Winner of the 2005 Bolton-Johnson Prize, sponsored by the Conference on Latin American History.
Honorable Mention in the 2005 Erminie Wheeler-Voegelin Prize, sponsored by the American Society for Ethnohistory.
A Pueblo Divided tells the story of the violent privatization of communal land in Papantla, a Mexican Indian village transformed by the fast growth of vanilla production and exports in the late nineteenth century. The demise of communal landholding, long identified as one of the leading causes of the Revolution of 1910, is one of the grand motifs of Mexico's modern history. It is also, surprisingly, one of the least researched. This is the first study of the process of village land privatization in Mexico. It describes how a complex interplay of commercial, political, demographic, fiscal, and legal pressures led to social strife, rebellion, and finally parcelization. Disproving long-held assumptions that indigenous villagers were passive participants in the process, the author shows that they actually played a crucial role in the subdivision of communal property. Papantla's story is at odds with prevailing stereotypes of pueblo history, and thus points to the need for a broad reexamination of the causes, process, and consequences of rural social change in pre-revolutionary Mexico.
About the author
Emilio Kour is Associate Professor of History and Director of the Katz Center for Mexican Studies at the University of Chicago.

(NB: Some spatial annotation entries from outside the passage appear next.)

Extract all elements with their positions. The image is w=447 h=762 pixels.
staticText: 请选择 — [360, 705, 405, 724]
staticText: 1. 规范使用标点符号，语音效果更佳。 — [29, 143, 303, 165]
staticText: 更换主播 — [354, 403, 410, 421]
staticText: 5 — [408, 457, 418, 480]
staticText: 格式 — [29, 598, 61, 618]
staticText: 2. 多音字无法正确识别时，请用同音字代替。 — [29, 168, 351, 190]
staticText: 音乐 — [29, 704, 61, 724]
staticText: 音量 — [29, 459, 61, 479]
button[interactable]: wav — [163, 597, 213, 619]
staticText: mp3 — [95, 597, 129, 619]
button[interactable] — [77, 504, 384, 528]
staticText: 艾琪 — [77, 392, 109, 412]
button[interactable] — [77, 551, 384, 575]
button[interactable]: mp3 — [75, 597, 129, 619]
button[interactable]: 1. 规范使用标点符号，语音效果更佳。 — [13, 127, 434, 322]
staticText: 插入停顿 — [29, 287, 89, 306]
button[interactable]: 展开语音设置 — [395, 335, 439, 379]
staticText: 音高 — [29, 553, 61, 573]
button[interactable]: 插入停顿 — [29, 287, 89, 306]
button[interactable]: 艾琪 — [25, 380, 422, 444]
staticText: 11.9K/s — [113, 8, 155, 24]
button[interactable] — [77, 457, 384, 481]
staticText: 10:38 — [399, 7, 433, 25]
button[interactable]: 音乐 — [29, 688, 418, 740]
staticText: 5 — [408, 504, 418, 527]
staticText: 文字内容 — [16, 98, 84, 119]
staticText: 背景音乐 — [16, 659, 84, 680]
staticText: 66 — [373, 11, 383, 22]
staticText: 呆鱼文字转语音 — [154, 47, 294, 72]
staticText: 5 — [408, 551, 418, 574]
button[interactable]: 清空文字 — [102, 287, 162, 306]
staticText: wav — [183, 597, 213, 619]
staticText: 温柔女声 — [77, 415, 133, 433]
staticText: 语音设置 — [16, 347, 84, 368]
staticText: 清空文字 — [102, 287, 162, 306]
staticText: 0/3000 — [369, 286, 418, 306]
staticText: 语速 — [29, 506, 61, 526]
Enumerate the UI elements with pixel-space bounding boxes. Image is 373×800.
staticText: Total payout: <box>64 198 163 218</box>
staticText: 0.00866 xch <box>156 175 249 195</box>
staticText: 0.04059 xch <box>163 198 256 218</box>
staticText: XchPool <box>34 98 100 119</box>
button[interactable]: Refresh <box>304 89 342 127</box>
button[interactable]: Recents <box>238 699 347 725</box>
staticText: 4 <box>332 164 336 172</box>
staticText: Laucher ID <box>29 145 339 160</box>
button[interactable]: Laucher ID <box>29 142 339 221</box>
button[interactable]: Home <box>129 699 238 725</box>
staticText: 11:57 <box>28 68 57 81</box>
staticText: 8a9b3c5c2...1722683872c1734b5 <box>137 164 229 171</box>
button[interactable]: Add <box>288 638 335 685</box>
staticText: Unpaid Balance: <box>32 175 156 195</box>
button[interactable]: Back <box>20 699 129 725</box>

"This excellent study nicely contextualizes these socioeconomic transformations in Papantla, both historically and geographically. The research is exhaustive and detailed, yet the book is well written and clearly argued... Importantly, it rises above the too-often simplistic dichotomy of entrepreneurs and government officials versus victimized Indians."
—Hispanic American Historical Review
"It is no small achievement for any historian to be able to say something new about this important period of Mexican history. Emilio Kour's achievement in A Pueblo Divided is far greater than that. He has been able to contribute decisively to resolving one of the most controversial and debated issues for that period. Kour paints such a vivid picture of the life of the villagers, and above all of the uprisings, that it will be a pleasure to read even for people who are not primarily concerned with this subject. This book constitutes a brilliant work and a major breakthrough in the history of the nineteenth and early twentieth centuries in Mexico."
—Friedrich Katz, The University of Chicago
"Based on a mass of evidence, clearly structured and argued, A Pueblo Divided offers a lively and informative analysis of Papantla's vanilla boom and its many repercussions. This is an impressive and original study of an important topic, hitherto rather poorly understood, now, thanks to Kour and his indefatigable research, made accessible to students of Mexican History. It fills a significant gap."
—Alan Knight, St. Antony's College, Oxford
"A Pueblo Divided rethinks the history of Mexico during the nineteenth century from the perspective of one community. Its great innovation is to see evolving divisions and integrations within indigenous Papantla in the context of both the production of vanilla for a developing Atlantic export economy and the consolidation of the 'liberal' state via land privatizations and political interventions. Detailing the political and economic complexities of Papantla in Atlantic and Mexican national contexts simultaneously, Kour offers a model history."
—John Tutino, Georgetown University
"This is economic and business history at its best, committed not only to rigorous probing of the explanatory power of external factors like world commodity markets, but also to exposing and exploring the places where those factors lose their power to explain."
—Journal of Interdisciplinary History
"Terrific—wonderfully researched, thoroughly original, and beautifully written. It may be the best book ever written on agrarian protest in Mexico; it will certainly transform the field."
—John Coatsworth, Columbia University
"This book is a landmark in Mexican rural history."